Lorsqu'elle descendit de la voiture garée en bas de l'immeuble, Cassie se précipita pour traverser le trottoir. Elle voulait rentrer, s'enfermer dans sa chambre à l'abri des regards et pleurer. C'était trop dur d'affronter les regards accusateurs et sceptiques, surtout après ce qu'elle avait vécu cette nuit là. Mais alors qu'elle traversait, elle entendit une voix féminine hurler son prénom. Elle se figea et l'instant d'après, un jeune homme en skateboard passa à toute allure devant elle et la frôla. Cassie laissa échapper un petit cri pendant que ses cheveux s'envolaient. Elle recula d'un pas et redressa la tête. C'est alors qu'elle la vit, pour la seconde fois en moins de deux jours. Sa mère se tenait de l'autre côté du trottoir, près de la porte de l'immeuble et elle fixait la jeune fille avec inquiétude.

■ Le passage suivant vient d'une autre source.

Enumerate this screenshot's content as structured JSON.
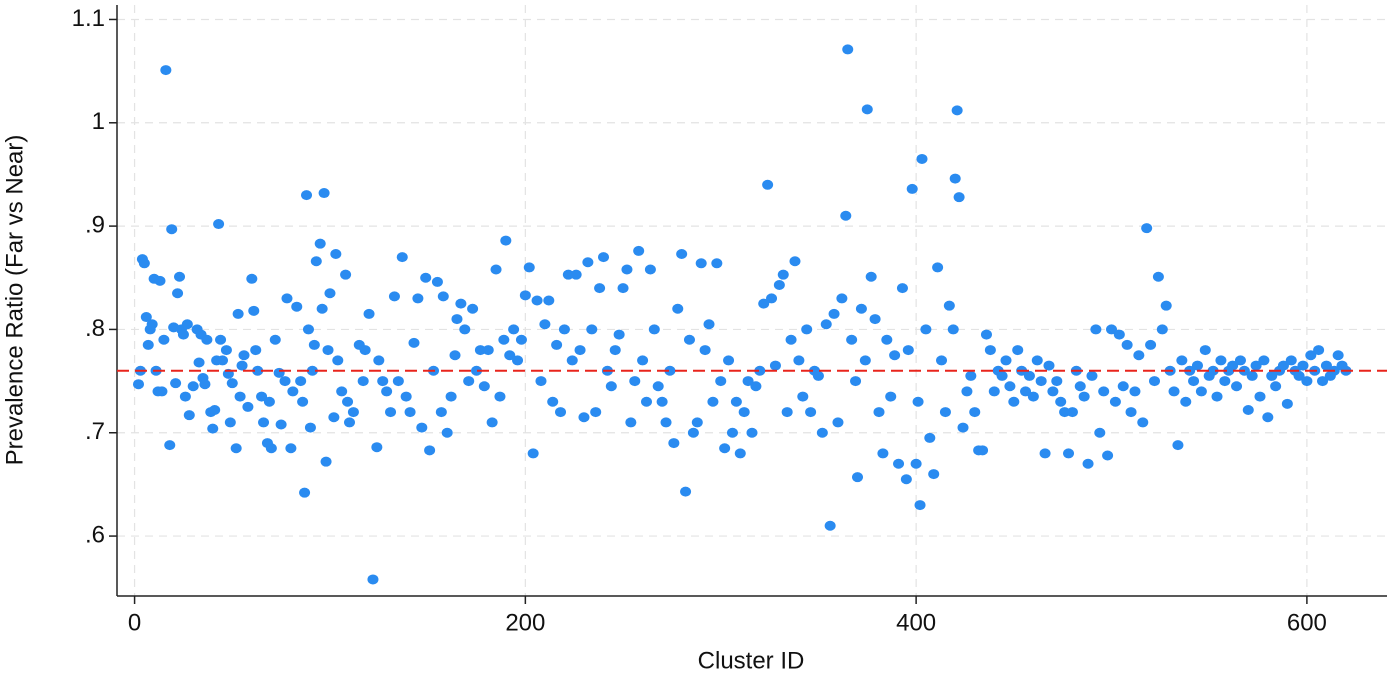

Elle était encore translucide mais cela n'avait pas d'importance pour Cassie. Elle la voyait et c'est cela qui importait.

La jeune fille regarda à droite et à gauche puis traversa rapidement le trottoir pour rejoindre sa mère mais elle avait déjà disparu. Déçue, Cassie se figea et sursauta de nouveau lorsqu'une main se posa sur son épaule. Elle se retourna et découvrit le visage las de Charles.

- Tu ne peux pas faire attention, bon sang, Cassie ! Tu as failli te faire renverser par ce mec ! Décidément, tu n'arrêtes pas de te mettre en danger ! Rentre maintenant et ne tombe pas dans les escaliers, par pitié ! » Grogna-t-il avant de la pousser en avant.

Cassie regarda une dernière fois l'emplacement où se trouvait sa mère quelques instants plus tôt puis finit par obéir à son cousin et grimpa pour regagner l'appartement, le beau visage de sa mère en tête.